One hopes that Mr. Obama has a trick or two up his sleeve in bestowing this honor on one who has compared pro-choice people to Holocaust deniers, equated gay marriage with polygamy and marriage between an adult and a child (and later denied having done so), and preaches that wives should submit to their husbands.
To many liberals, Warren's words are hard not to take personally, especially if you're a woman and/or a member of the LGBT community. This is no mere game of "dozens"; reports come in daily of LGBT people assaulted or killed for no other reason than being queer; meanwhile the terrorism of anti-choice forces has reduced abortion, in many areas, to a right that exists only on paper. (Abortion is available in only 14 percent of U.S. counties.)
Seeking to find a beacon of light in this disheartening pick, your blogstress has penned a piece for The Huffington Post, "Transcendental Invocation". Here's a taste:
[T]he predictable back-and-forth between left and right around this issue leads me in moments when my worser angels -- you know, the less-than-angelic angels -- of my nature have my ear to wonder whether or not we just got Souljahed out. Would Obama step on our tails to make us squeal in order to look "normal" to the pro-America parts of the country?CLICK HERE TO READ ALL OF "TRANSCENDENTAL INVOCATION"
Let's consider another alternative -- please. Like any council of chiefs, the leadership of the religious right is often riven with jealousy and competition, as well as ideological differences between purists and pragmatists. Mainstream media have latched onto Warren's AIDS-fighting work in Africa and his preaching on environmental responsibility as evidence of his ostensibly kinder, gentler biblical Christianity though, by his own admission, the difference between Warren and authoritarian right-wing media mogul James Dobson is merely one of "tone". Yet Warren isn't really of the clique of religious-right leaders as we've come to know them: the Dobson mob, the Robertson cabal, the Falwell gang. (These form the syndicate that holds the rights to the GOP's electoral ground game; it is through their churches and associations that grass roots activists and voters are turned out.)

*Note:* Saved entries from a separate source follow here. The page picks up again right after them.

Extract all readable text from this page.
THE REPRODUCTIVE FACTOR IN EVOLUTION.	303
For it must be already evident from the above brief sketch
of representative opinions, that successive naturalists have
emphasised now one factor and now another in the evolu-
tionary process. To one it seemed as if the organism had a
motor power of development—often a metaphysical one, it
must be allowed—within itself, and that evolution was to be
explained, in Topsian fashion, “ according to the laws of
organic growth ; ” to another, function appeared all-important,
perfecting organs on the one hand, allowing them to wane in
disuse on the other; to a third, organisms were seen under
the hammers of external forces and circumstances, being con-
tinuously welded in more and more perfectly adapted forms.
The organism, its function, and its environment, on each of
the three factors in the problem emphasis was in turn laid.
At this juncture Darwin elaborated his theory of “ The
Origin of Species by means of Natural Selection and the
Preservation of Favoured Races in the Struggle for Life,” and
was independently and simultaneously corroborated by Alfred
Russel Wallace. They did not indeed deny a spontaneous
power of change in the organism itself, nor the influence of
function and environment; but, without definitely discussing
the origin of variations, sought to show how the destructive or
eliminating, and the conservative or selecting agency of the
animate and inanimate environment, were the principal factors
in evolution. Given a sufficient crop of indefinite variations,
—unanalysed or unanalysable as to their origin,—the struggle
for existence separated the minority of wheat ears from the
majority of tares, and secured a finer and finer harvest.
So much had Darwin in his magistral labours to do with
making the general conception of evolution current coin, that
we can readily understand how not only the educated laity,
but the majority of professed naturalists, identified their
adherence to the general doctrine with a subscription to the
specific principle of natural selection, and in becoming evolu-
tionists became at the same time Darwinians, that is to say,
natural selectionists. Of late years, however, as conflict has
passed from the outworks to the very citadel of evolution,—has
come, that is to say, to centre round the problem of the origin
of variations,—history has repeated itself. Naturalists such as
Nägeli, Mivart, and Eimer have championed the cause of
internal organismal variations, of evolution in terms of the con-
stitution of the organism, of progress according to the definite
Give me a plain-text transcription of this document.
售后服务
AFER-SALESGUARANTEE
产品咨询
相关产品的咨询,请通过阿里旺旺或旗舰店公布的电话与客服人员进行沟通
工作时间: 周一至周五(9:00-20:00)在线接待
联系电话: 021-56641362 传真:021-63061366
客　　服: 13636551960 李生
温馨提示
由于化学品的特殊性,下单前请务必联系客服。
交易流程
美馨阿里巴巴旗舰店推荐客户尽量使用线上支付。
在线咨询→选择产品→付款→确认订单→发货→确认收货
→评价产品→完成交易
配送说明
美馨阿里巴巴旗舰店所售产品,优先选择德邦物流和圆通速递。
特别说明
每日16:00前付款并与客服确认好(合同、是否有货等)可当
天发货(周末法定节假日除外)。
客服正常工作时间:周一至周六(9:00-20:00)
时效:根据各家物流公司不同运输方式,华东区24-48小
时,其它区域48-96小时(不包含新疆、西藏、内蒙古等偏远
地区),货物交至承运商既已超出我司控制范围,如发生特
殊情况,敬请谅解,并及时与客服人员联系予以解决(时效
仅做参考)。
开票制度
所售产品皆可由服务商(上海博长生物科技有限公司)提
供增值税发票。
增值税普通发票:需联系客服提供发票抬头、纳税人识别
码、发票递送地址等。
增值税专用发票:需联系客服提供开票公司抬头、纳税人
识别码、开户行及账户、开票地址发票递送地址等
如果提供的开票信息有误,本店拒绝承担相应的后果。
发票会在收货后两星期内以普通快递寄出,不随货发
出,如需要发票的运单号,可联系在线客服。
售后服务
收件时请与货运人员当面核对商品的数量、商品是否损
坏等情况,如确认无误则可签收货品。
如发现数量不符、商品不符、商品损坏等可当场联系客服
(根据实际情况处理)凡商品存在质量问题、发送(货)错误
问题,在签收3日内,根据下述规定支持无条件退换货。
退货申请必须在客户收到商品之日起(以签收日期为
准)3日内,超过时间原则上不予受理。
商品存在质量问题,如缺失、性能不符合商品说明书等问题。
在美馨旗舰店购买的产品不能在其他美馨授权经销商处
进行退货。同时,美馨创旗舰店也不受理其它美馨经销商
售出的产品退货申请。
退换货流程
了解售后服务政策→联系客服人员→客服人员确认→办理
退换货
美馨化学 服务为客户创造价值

With his 25 million books sold and four megachurches with congregations in the tens of thousands, there's likely a bit of resentment against Warren among the council of elder pooh-bahs. (In his e-mail to followers, Tony Perkins snipes, "Let's hope that Rick Warren will use his channel of communication to the new President to press him for more pro-family policies-rather than simply being used by Mr. Obama to make political inroads with evangelicals.")
If the campaign revealed anything about the president-elect, it is his use of existing dynamics to his own advantage, knowing when to get out of the way of -- or lend a hand to -- Nature as she takes her course. The leaders of the religious right are far less dangerous to the rest of us when sniping among themselves. Could it be that, in elevating Warren so high above the rest, Obama has tossed an apple of discord over the right fence, a clever bait of distraction?
Perhaps I think too wishfully as I look to find a reason to believe.